I am a clotheshorse from way back. I fondly remember the smoked yellow silk dress I wore, age seven, to my cousin’s bar mitzvah. I recall a hand-me-down lace dress that did not suit my style when I was eight, and even in elementary school I insisted that my skirts skim my knees, a length I have mostly adhered to ever since, unless it was openly unfashionable. During one period of my life I consistently designed clothes in my dreams. I might have enjoyed being a couturiere, were it not that I was atrocious at sewing. For many years I had a wonderful seamstress who made my clothes. Since she disappeared I haunt fashionable boutiques, buy clothes and overstretch my budget.

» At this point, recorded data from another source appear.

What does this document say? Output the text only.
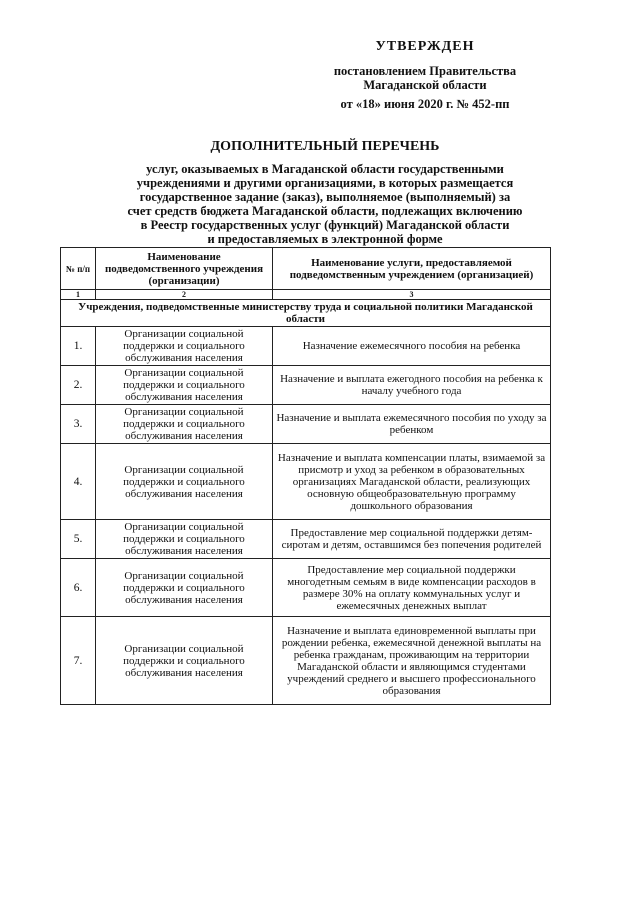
УТВЕРЖДЕН
постановлением Правительства
Магаданской области
от «18» июня 2020 г. № 452-пп
ДОПОЛНИТЕЛЬНЫЙ ПЕРЕЧЕНЬ
услуг, оказываемых в Магаданской области государственными
учреждениями и другими организациями, в которых размещается
государственное задание (заказ), выполняемое (выполняемый) за
счет средств бюджета Магаданской области, подлежащих включению
в Реестр государственных услуг (функций) Магаданской области
и предоставляемых в электронной форме
№ п/п	Наименование подведомственного учреждения (организации)	Наименование услуги, предоставляемой подведомственным учреждением (организацией)
1	2	3
Учреждения, подведомственные министерству труда и социальной политики Магаданской области		
1.	Организации социальной поддержки и социального обслуживания населения	Назначение ежемесячного пособия на ребенка
2.	Организации социальной поддержки и социального обслуживания населения	Назначение и выплата ежегодного пособия на ребенка к началу учебного года
3.	Организации социальной поддержки и социального обслуживания населения	Назначение и выплата ежемесячного пособия по уходу за ребенком
4.	Организации социальной поддержки и социального обслуживания населения	Назначение и выплата компенсации платы, взимаемой за присмотр и уход за ребенком в образовательных организациях Магаданской области, реализующих основную общеобразовательную программу дошкольного образования
5.	Организации социальной поддержки и социального обслуживания населения	Предоставление мер социальной поддержки детям-сиротам и детям, оставшимся без попечения родителей
6.	Организации социальной поддержки и социального обслуживания населения	Предоставление мер социальной поддержки многодетным семьям в виде компенсации расходов в размере 30% на оплату коммунальных услуг и ежемесячных денежных выплат
7.	Организации социальной поддержки и социального обслуживания населения	Назначение и выплата единовременной выплаты при рождении ребенка, ежемесячной денежной выплаты на ребенка гражданам, проживающим на территории Магаданской области и являющимся студентами учреждений среднего и высшего профессионального образования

Today’s approach to clothes puzzles me. Ads for garments, shoes and handbags fill glossy magazines and newspapers. Their outrageous prices could feed entire families for years. Are designer clothes another manifestation of our two-tier society? Some of these extravagant gowns are gorgeous and suitable for fairy tale princesses, but there is also an entirely different category: overpriced items embellished with tears, holes and other signs of hard wear. If I had owned them during my teens, my mother would have forbidden me wearing them.

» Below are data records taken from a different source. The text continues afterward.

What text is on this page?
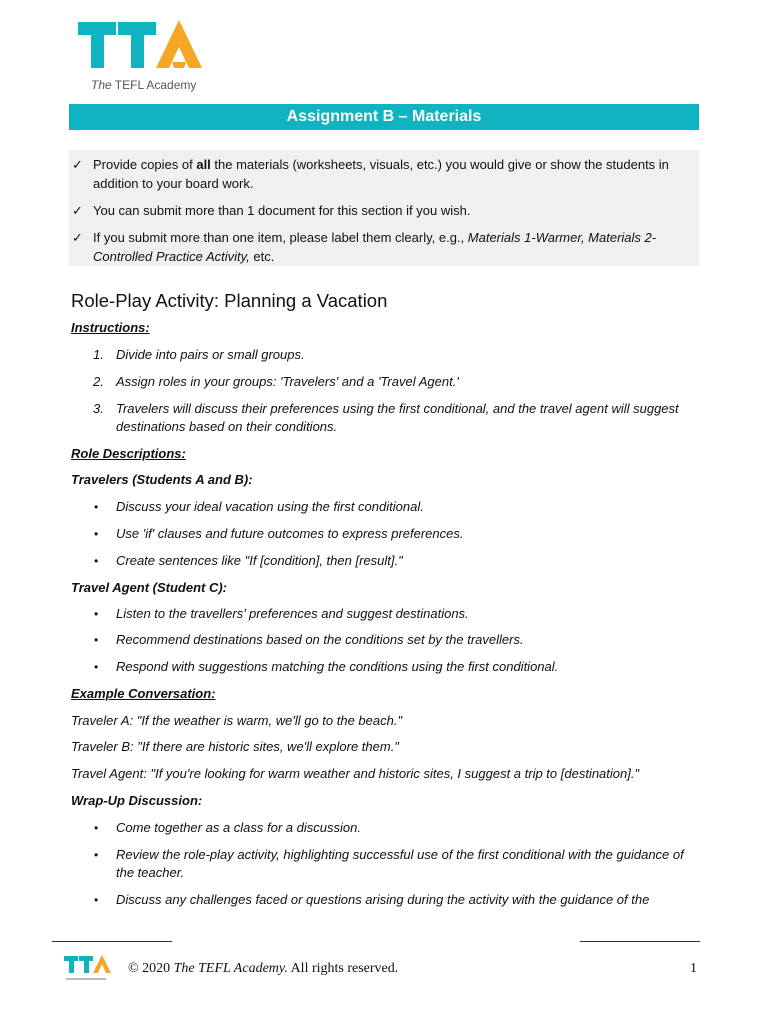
The TEFL Academy
Assignment B – Materials
✓ Provide copies of all the materials (worksheets, visuals, etc.) you would give or show the students in addition to your board work.
✓ You can submit more than 1 document for this section if you wish.
✓ If you submit more than one item, please label them clearly, e.g., Materials 1-Warmer, Materials 2- Controlled Practice Activity, etc.
Role-Play Activity: Planning a Vacation
Instructions:
1. Divide into pairs or small groups.
2. Assign roles in your groups: 'Travelers' and a 'Travel Agent.'
3. Travelers will discuss their preferences using the first conditional, and the travel agent will suggest destinations based on their conditions.
Role Descriptions:
Travelers (Students A and B):
• Discuss your ideal vacation using the first conditional.
• Use 'if' clauses and future outcomes to express preferences.
• Create sentences like "If [condition], then [result]."
Travel Agent (Student C):
• Listen to the travellers’ preferences and suggest destinations.
• Recommend destinations based on the conditions set by the travellers.
• Respond with suggestions matching the conditions using the first conditional.
Example Conversation:
Traveler A: "If the weather is warm, we'll go to the beach."
Traveler B: "If there are historic sites, we'll explore them."
Travel Agent: "If you're looking for warm weather and historic sites, I suggest a trip to [destination]."
Wrap-Up Discussion:
• Come together as a class for a discussion.
• Review the role-play activity, highlighting successful use of the first conditional with the guidance of the teacher.
• Discuss any challenges faced or questions arising during the activity with the guidance of the
© 2020 The TEFL Academy. All rights reserved.	1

The latest upscale fashions comingle with working-class togs. Occasionally my husband and I go to the opera, the theater or a fancy restaurant, venues that in the past would have entailed dressing up. Today the majority of our co-celebrants wear sweatshirts, jeans and the like. Clothes have a language of their own and presently the message is confusion.
All this does not prevent me from loving to get dressed up. Since, as a solitary writer, I have few occasions, I fuss for the bimonthly brown bag lunch gatherings of my Brooklyn writers’ group. Last time I went to the meeting I wore a cute hat, a fetching scarf and a chic French raincoat. I had bought the latter years ago at the annual Crafts Fair held at Lincoln Center, and it usually elicits some comments. I knew that I was dressing up solely for myself. Discovering that people stop caring about what you look like is a milestone most women have to contend with sooner or later.

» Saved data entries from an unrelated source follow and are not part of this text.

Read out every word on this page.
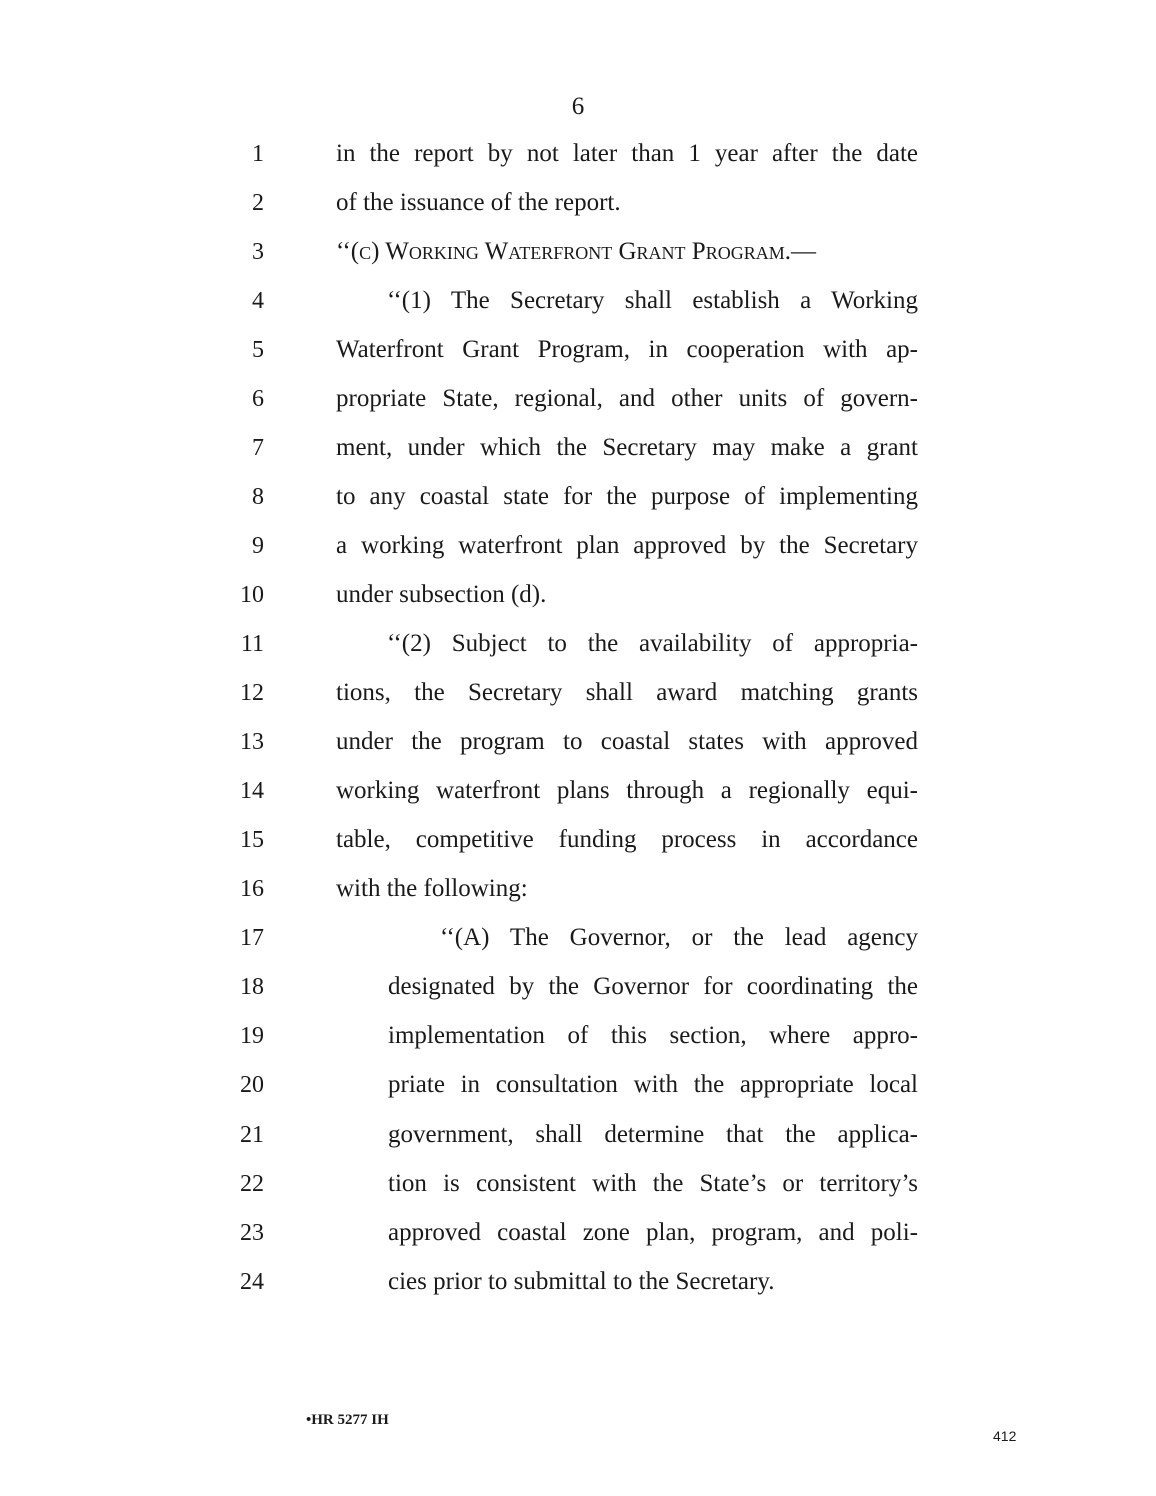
6
1	in the report by not later than 1 year after the date
2	of the issuance of the report.
3	‘‘(c) Working Waterfront Grant Program.—
4	‘‘(1) The Secretary shall establish a Working
5	Waterfront Grant Program, in cooperation with ap-
6	propriate State, regional, and other units of govern-
7	ment, under which the Secretary may make a grant
8	to any coastal state for the purpose of implementing
9	a working waterfront plan approved by the Secretary
10	under subsection (d).
11	‘‘(2) Subject to the availability of appropria-
12	tions, the Secretary shall award matching grants
13	under the program to coastal states with approved
14	working waterfront plans through a regionally equi-
15	table, competitive funding process in accordance
16	with the following:
17	‘‘(A) The Governor, or the lead agency
18	designated by the Governor for coordinating the
19	implementation of this section, where appro-
20	priate in consultation with the appropriate local
21	government, shall determine that the applica-
22	tion is consistent with the State’s or territory’s
23	approved coastal zone plan, program, and poli-
24	cies prior to submittal to the Secretary.
•HR 5277 IH
412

Shortly before I reached my host’s brownstone I spied my colleague Peter, a fellow member of the American Society of Journalists and Authors (ASJA), ascending the stoop. Peter was wearing the most beat-up, rain-soaked hat in existence and an equally beat-up, rubbed-down leather jacket. Just then a nice-looking man passed both of us. He took no notice of me but called out to Peter: “Nice hat man—and I like the jacket too.” So much for me getting gussied up!
The hat is still a 12 year-old Stetson,,, the jacket is a World War Two vintage A-2 summer weight pilots leather jacket. Merci Suzanne!